Our recursive template tells us that we should proceed by case analysis on the list. So we have two sub-problems to solve:
The base case is straightforward: the length of an empty list is zero. In general, we will find the base case to be straightforward to solve.
In the recursive case, we know the list is non-empty. Therefore, there is a head element and a corresponding tail of the list. Furthermore, our recursive assumption tells us that we can compute the length of the tail of the list.
How do we proceed from here? A picture is very helpful for understanding our options.
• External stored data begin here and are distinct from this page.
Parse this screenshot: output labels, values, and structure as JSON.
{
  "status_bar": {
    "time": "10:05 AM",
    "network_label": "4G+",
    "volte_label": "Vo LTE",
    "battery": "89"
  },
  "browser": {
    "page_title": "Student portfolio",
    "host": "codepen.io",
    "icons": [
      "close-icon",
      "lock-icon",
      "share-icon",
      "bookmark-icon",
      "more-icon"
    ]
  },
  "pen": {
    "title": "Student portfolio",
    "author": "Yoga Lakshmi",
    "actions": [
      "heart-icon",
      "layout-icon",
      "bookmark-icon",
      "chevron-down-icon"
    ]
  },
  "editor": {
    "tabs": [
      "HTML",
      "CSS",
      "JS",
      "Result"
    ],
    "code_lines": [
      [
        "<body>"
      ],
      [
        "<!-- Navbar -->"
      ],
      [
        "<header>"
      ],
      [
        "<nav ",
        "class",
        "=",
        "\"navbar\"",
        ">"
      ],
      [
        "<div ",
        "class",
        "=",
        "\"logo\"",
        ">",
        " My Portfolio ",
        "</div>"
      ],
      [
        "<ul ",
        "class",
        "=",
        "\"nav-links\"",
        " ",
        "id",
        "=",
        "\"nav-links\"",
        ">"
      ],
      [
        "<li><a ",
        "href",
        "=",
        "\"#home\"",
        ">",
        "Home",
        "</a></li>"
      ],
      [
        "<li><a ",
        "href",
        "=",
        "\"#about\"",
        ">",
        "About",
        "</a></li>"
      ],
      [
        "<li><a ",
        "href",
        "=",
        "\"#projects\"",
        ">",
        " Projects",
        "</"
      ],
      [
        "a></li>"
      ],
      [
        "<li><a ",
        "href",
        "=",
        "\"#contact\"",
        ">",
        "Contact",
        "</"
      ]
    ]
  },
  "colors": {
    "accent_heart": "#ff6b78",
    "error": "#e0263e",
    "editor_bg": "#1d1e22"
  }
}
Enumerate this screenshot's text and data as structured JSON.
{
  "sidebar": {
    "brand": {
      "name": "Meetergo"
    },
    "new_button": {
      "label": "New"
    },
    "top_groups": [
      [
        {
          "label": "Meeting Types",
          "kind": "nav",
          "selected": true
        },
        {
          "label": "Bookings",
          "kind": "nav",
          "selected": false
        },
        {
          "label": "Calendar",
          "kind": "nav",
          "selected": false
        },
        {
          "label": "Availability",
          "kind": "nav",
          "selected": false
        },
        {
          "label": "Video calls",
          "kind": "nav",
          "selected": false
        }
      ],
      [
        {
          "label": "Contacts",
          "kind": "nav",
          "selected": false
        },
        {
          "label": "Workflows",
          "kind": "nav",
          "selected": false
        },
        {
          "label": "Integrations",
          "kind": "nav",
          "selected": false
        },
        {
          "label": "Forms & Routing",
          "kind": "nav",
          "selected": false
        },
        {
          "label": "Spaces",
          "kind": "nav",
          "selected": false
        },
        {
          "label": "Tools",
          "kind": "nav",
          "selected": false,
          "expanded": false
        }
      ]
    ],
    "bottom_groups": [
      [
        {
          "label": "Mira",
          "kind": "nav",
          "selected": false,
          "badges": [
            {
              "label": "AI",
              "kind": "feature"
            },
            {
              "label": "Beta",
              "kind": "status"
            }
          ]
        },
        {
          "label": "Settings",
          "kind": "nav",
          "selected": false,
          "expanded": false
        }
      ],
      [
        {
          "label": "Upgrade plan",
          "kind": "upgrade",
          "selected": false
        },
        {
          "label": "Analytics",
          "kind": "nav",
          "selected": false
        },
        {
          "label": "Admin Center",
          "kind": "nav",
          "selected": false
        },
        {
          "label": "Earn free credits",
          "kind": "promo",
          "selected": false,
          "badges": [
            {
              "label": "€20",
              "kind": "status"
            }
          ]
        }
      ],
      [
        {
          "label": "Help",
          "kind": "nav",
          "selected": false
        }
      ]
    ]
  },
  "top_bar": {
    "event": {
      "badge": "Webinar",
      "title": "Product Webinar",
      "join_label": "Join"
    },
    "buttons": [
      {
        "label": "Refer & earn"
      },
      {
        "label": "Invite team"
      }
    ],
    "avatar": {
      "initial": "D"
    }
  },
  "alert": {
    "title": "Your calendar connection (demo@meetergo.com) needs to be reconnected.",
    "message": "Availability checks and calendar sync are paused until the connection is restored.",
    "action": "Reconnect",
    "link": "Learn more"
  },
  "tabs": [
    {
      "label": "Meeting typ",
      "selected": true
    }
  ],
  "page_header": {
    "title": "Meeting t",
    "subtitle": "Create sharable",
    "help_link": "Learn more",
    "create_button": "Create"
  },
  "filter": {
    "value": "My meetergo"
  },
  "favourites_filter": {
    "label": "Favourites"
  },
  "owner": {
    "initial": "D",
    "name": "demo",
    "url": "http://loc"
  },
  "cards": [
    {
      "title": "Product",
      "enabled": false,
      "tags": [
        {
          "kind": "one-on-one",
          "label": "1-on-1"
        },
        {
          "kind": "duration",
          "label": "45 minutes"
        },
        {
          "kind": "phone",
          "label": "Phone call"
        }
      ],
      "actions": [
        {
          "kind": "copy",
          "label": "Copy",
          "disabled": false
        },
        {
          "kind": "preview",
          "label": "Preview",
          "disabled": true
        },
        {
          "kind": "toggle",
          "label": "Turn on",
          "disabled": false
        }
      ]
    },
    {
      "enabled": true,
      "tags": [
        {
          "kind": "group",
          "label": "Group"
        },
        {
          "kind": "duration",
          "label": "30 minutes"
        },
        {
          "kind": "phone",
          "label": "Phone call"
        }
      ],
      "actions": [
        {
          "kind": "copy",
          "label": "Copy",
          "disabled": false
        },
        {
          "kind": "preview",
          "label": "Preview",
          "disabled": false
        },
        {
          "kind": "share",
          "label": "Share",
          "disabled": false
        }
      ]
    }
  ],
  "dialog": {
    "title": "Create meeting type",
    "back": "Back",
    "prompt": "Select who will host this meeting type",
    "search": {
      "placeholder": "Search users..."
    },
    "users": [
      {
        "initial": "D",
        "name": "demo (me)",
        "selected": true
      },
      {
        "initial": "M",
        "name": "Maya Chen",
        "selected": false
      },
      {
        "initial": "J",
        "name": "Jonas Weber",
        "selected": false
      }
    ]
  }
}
In the recursive case, we know the list has the following shape:

The list has been decomposed into a head element and a tail that represents the unknown part of the list.
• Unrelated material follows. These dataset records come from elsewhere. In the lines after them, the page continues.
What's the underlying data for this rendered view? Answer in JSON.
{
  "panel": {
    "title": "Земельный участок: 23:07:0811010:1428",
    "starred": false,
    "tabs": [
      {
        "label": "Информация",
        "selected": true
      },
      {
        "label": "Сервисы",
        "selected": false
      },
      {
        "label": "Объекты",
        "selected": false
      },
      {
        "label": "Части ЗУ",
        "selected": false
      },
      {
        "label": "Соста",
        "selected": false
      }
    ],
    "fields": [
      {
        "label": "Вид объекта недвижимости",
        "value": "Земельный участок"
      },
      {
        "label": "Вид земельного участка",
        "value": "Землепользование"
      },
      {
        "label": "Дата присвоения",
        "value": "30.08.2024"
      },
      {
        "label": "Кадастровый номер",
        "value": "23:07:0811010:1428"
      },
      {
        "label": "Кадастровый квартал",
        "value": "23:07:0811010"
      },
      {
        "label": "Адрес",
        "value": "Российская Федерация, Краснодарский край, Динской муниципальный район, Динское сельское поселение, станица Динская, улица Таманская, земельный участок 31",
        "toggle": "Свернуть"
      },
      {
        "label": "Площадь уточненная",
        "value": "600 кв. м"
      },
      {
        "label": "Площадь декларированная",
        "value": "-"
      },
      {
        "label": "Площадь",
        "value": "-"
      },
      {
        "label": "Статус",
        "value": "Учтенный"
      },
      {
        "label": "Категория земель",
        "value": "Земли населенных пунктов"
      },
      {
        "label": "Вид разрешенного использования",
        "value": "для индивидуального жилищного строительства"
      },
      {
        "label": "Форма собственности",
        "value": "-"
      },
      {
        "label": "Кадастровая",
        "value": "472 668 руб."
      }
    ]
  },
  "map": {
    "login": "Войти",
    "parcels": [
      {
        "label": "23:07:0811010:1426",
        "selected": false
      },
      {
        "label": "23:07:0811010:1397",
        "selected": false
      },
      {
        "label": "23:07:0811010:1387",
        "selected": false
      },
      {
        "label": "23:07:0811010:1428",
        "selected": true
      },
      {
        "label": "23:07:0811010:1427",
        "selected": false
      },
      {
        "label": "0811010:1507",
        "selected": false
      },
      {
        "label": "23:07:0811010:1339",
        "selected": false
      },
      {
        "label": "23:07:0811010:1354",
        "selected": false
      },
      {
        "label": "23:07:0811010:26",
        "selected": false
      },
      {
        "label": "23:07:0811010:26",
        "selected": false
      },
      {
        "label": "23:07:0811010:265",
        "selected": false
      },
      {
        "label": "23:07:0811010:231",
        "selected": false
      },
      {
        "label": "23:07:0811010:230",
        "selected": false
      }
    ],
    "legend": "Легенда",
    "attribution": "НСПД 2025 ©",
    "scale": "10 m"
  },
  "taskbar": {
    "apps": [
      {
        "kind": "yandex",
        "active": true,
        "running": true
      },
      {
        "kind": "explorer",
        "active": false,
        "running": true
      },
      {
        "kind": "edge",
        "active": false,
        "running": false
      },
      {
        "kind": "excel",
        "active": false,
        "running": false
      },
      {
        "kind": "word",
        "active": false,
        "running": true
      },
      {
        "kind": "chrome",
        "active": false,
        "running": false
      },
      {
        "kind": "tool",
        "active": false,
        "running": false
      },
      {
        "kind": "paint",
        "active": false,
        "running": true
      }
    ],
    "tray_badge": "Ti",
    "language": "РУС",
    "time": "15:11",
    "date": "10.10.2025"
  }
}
What is the length of this list?
From the physical layout of the list, we can further decompose the problem into two parts:
head to the list’s length: each element contributes 1 to the overall length, so this value is 1.tail to the list’s length: this is precisely what we assumed we could compute with our recursive assumption!And our intuition about length tells us that the length of the overall list is the sum of these two expressions. Graphically, this would look as follows:

With our algorithm complete, we can now translate it into Racket code.
We’ll use the let version of the skeleton to illustrate its usage:
;;; (length lst) -> exact-nonnegative-integer?
;;; lst : list?
;;;
;;; Returns the length of lst.
(define length
(lambda (lst)
(if (null? lst)
0
(let ([head (car lst)]
[tail (cdr lst)])
(+ 1 (length tail))))))
Recall that one of our design goals is to write programs that are correct from inspection. In particular, when we have a recursive design, we want our code to look like that design. Let’s see how our definition of length fares in this respect Below, we have replicated the definition of length with the recursive design in-lined in comments:
(define length
(lambda (lst)
(if (null? lst) ; A list is either empty or non-empty.
0 ; + The empty list has zero length.
(let ([head (car lst)] ; + A non-empty list has a head and tail
[tail (cdr lst)]) ; element.
(+ 1 (length tail)))))) ; The length of a non-empty list is one
; plus the length of the tail.
Not too bad! Like our design, the code is clearly conditioned on whether lst is empty or non-empty. Furthermore, the results of the cases clearly implement the cases of our design, so we can believe our implementation is correct as long as we believe our design is correct.
Apply this recursive template for lists to begin writing a recursive implementation for (list-contains v l) that takes a value v and a list l and returns #t if and only if v is an element of l.
In a comment, explicitly write out your recursive decomposition of this function similarly to how we derived length above.
Remember to solve the problem for both the base case and recursive case!